The City of Altus says the increased population, chances of them hitting a plane and the negative impacts on the water were all reasons they had to euthanize the geese.

But some residents say the communication from the city and how they did this was the problem.

“It was just very hush-hush it seemed and that`s why we were so angry,” said Jen Nasluchacz, Altus resident.

Nasluchacz was shocked when she first saw posts all over Facebook this weekend about the geese that were euthanized at the Altus reservoir.

“We were very upset that they were gone and angry,” said Nasluchacz. “As the day went on, we tried to find more information and we got more upset because nothing was being told. Nothing had officially been released and that just aroused suspicion.”

She says this is a place she takes her family to enjoy the wildlife

"My son, he`s 11, he loves animals,” said Nasluchacz. “He wants to be a vet when he grows up. So, to have them not here is really upsetting because my husband and him would go fishing and if they didn't get fish that day, there was always the go to where they could feed the geese or look at the geese."

Matt Wojnowski, the assistant city manager for Altus, says the number of geese was growing.
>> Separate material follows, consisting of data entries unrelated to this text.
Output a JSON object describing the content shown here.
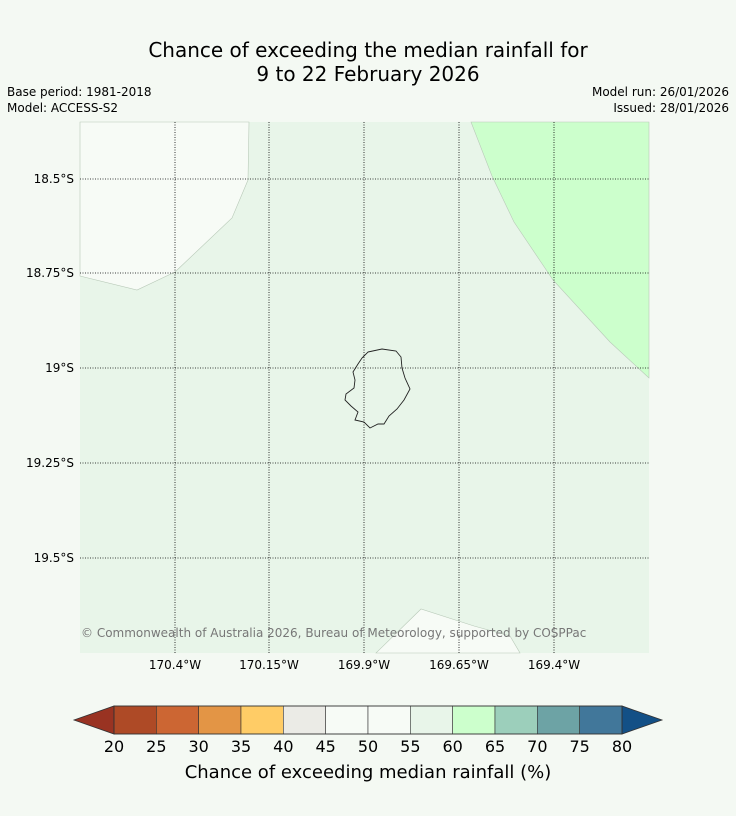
{
  "title": {
    "line1": "Chance of exceeding the median rainfall for",
    "line2": "9 to 22 February 2026"
  },
  "meta": {
    "base_period": "Base period: 1981-2018",
    "model": "Model: ACCESS-S2",
    "model_run": "Model run: 26/01/2026",
    "issued": "Issued: 28/01/2026"
  },
  "map": {
    "lat_labels": [
      "18.5°S",
      "18.75°S",
      "19°S",
      "19.25°S",
      "19.5°S"
    ],
    "lon_labels": [
      "170.4°W",
      "170.15°W",
      "169.9°W",
      "169.65°W",
      "169.4°W"
    ],
    "copyright": "© Commonwealth of Australia 2026, Bureau of Meteorology, supported by COSPPac",
    "colors": {
      "frame_background": "#f4f9f3",
      "class_45_50": "#f7fbf6",
      "class_55_60": "#e8f5e9",
      "class_60_65": "#ccffcc"
    }
  },
  "colorbar": {
    "title": "Chance of exceeding median rainfall (%)",
    "ticks": [
      "20",
      "25",
      "30",
      "35",
      "40",
      "45",
      "50",
      "55",
      "60",
      "65",
      "70",
      "75",
      "80"
    ],
    "colors": [
      "#ae4a26",
      "#cc6633",
      "#e39545",
      "#ffcc66",
      "#ebebe6",
      "#f7fbf6",
      "#f7fbf6",
      "#e8f5e9",
      "#ccffcc",
      "#9ccfbb",
      "#6da3a5",
      "#41779a"
    ],
    "under_color": "#993322",
    "over_color": "#135086"
  }
}
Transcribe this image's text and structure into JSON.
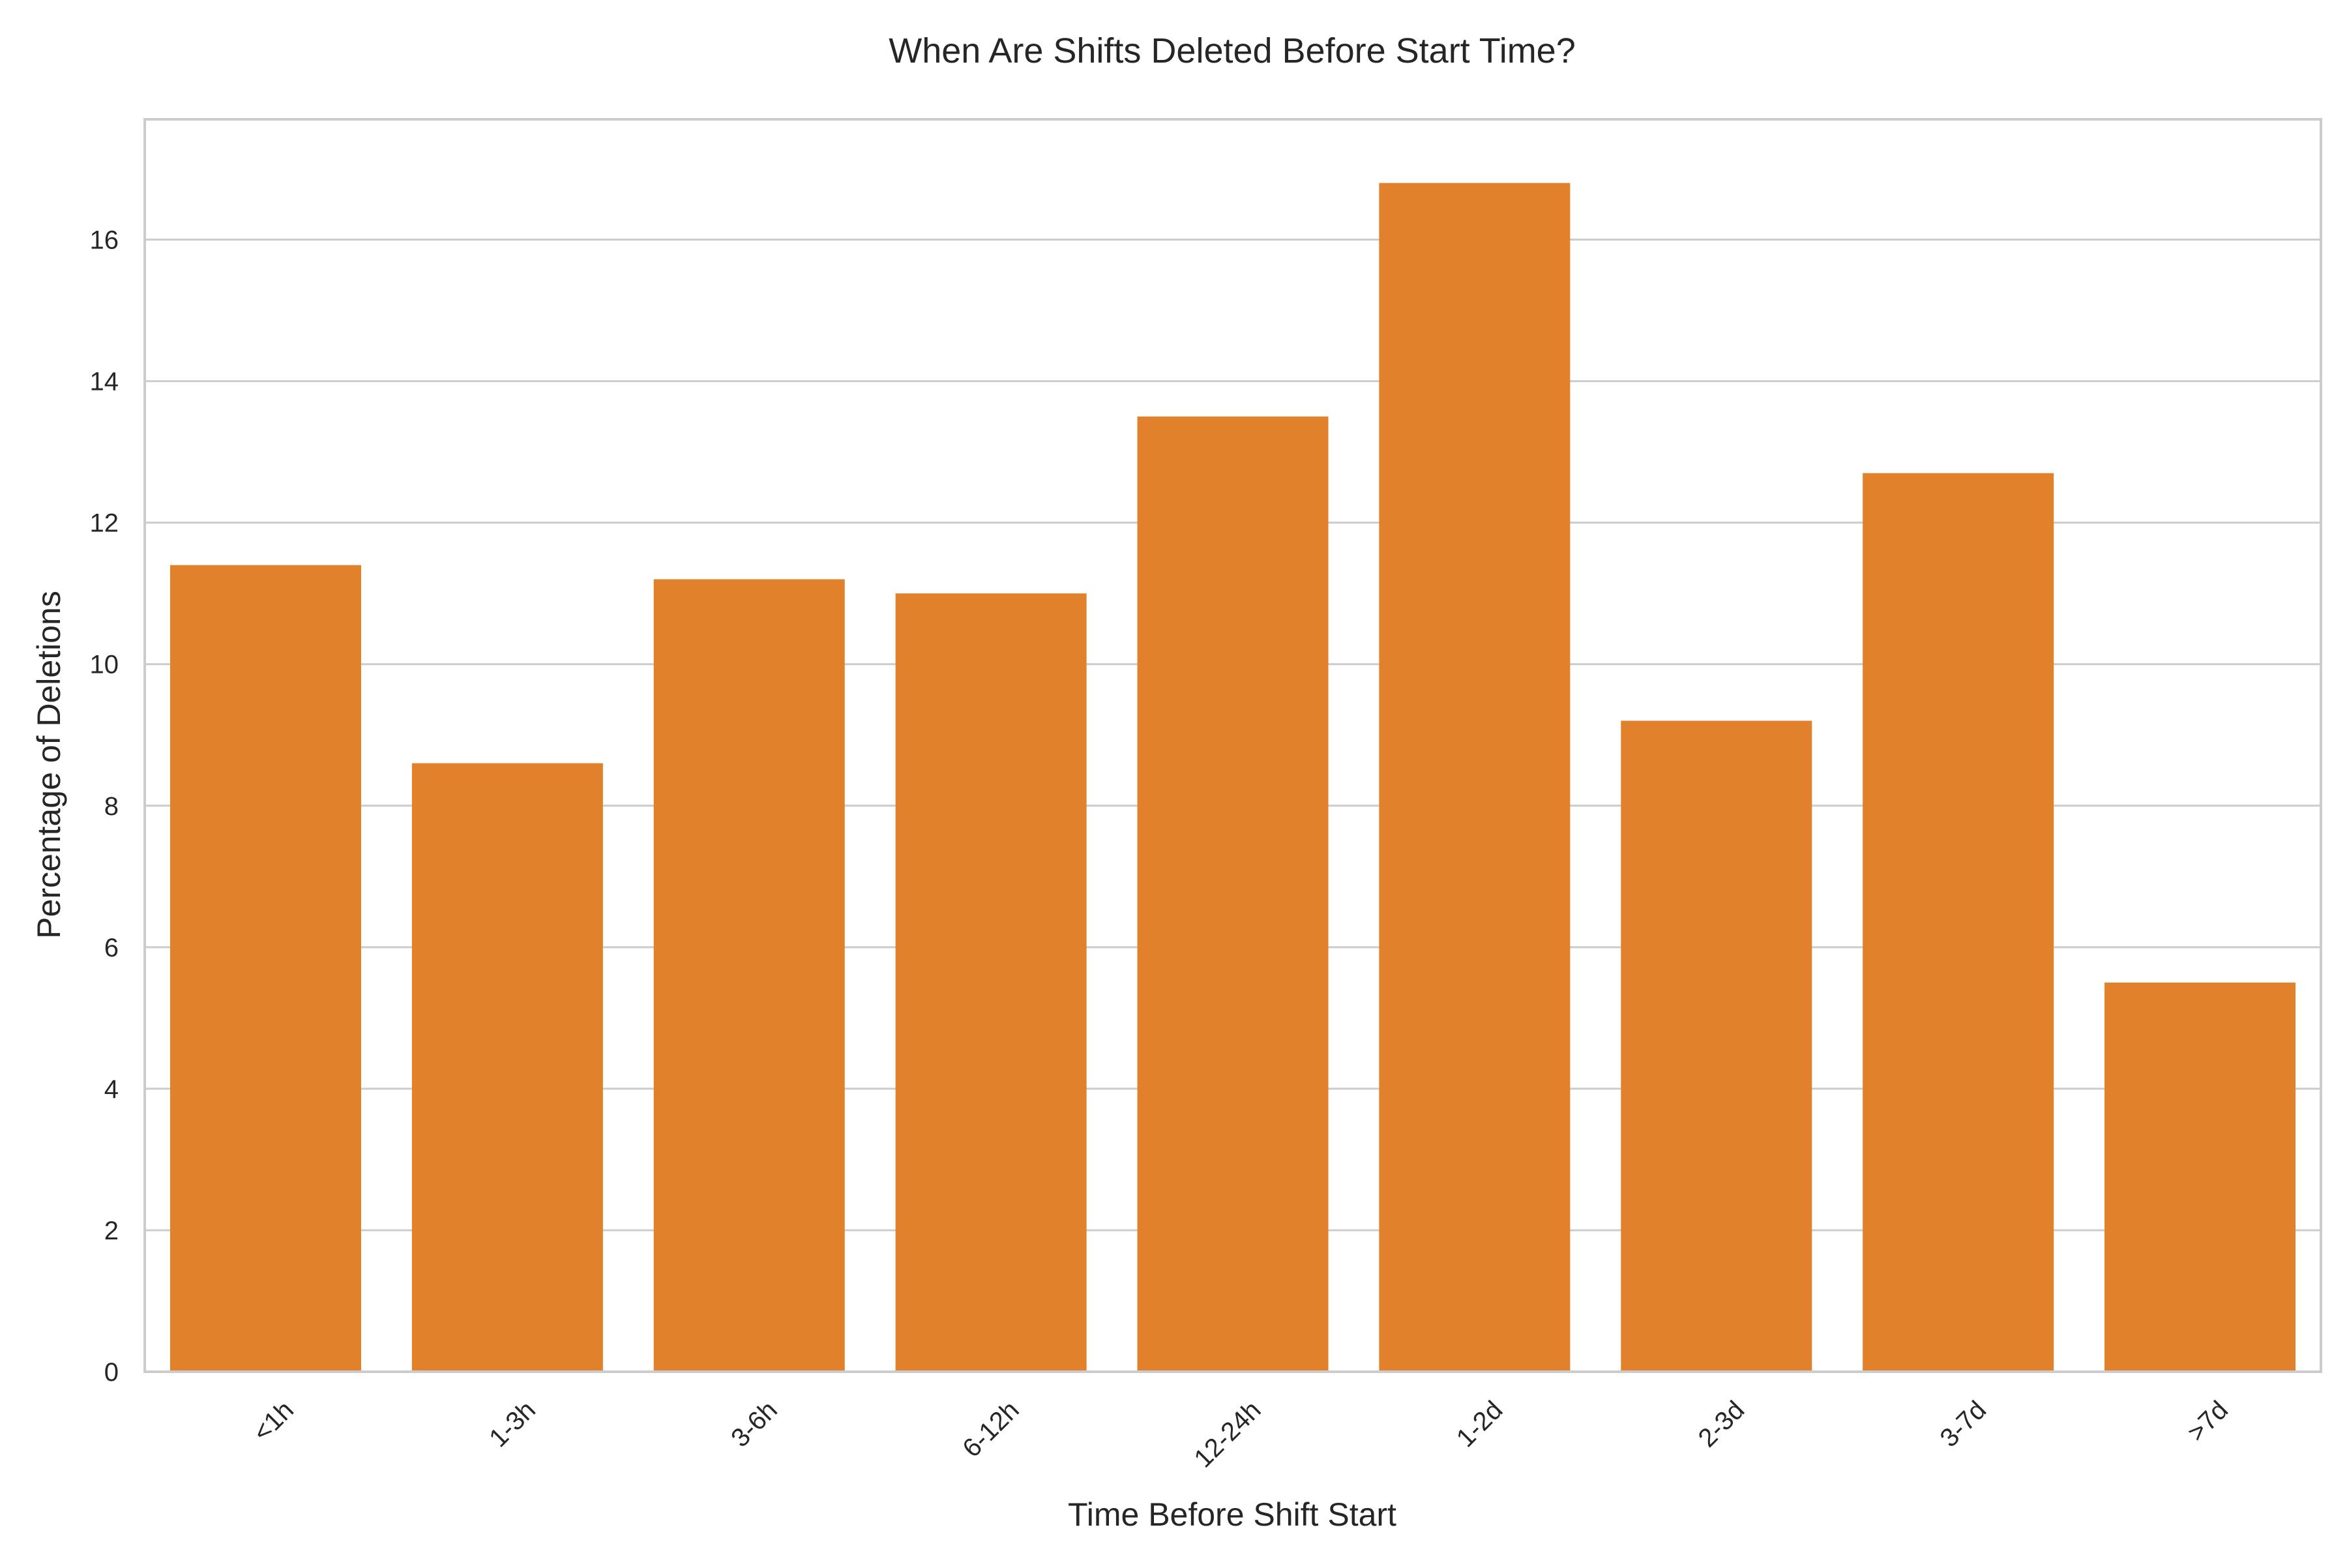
{
  "chart_data": {
    "type": "bar",
    "title": "When Are Shifts Deleted Before Start Time?",
    "xlabel": "Time Before Shift Start",
    "ylabel": "Percentage of Deletions",
    "categories": [
      "<1h",
      "1-3h",
      "3-6h",
      "6-12h",
      "12-24h",
      "1-2d",
      "2-3d",
      "3-7d",
      ">7d"
    ],
    "values": [
      11.4,
      8.6,
      11.2,
      11.0,
      13.5,
      16.8,
      9.2,
      12.7,
      5.5
    ],
    "ylim": [
      0,
      17.7
    ],
    "yticks": [
      0,
      2,
      4,
      6,
      8,
      10,
      12,
      14,
      16
    ],
    "grid": "y",
    "bar_color": "#e1812c",
    "legend": "none"
  }
}
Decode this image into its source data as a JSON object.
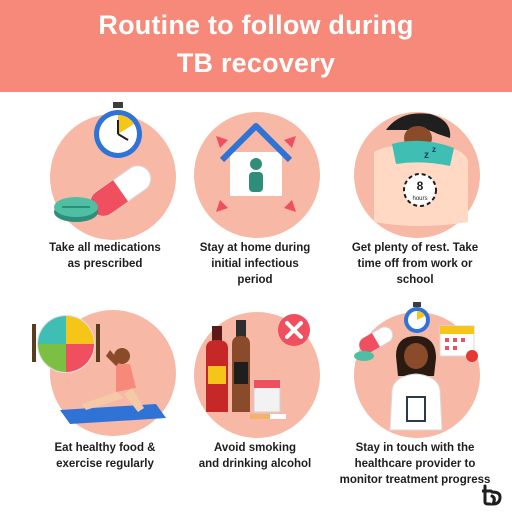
{
  "header": {
    "title_line1": "Routine to follow during",
    "title_line2": "TB recovery",
    "bg_color": "#f7897a"
  },
  "items": [
    {
      "icon": "medication-icon",
      "caption_lines": [
        "Take all medications",
        "as prescribed"
      ]
    },
    {
      "icon": "house-icon",
      "caption_lines": [
        "Stay at home during",
        "initial infectious",
        "period"
      ]
    },
    {
      "icon": "sleeping-person-icon",
      "clock_text": [
        "8",
        "hours"
      ],
      "caption_lines": [
        "Get plenty of rest. Take",
        "time off from work or",
        "school"
      ]
    },
    {
      "icon": "healthy-food-exercise-icon",
      "caption_lines": [
        "Eat healthy food &",
        "exercise regularly"
      ]
    },
    {
      "icon": "no-smoking-drinking-icon",
      "caption_lines": [
        "Avoid smoking",
        "and drinking alcohol"
      ]
    },
    {
      "icon": "doctor-icon",
      "caption_lines": [
        "Stay in touch with the",
        "healthcare provider to",
        "monitor treatment progress"
      ]
    }
  ],
  "colors": {
    "circle": "#f7b8a6",
    "accent": "#f7897a",
    "text": "#1e1e1e"
  },
  "logo": {
    "icon": "brand-logo-icon"
  }
}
The United States Department of Agriculture said the migrating birds would likely come back if they were relocated, so the city felt humanely euthanizing them was the only choice.

“Unfortunately, that`s what occurred and we do hope that this will bring back more native wildlife to the reservoir,” said Wojnowski.

The city discussed the geese issues surrounding them at a city council meeting in May.

Nasluchacz says she wishes she had known.

"I personally feel that they could`ve let this out saying, 'Hey, we're having a meeting. The geese are a problem. Please come to the city council meeting,'” she said.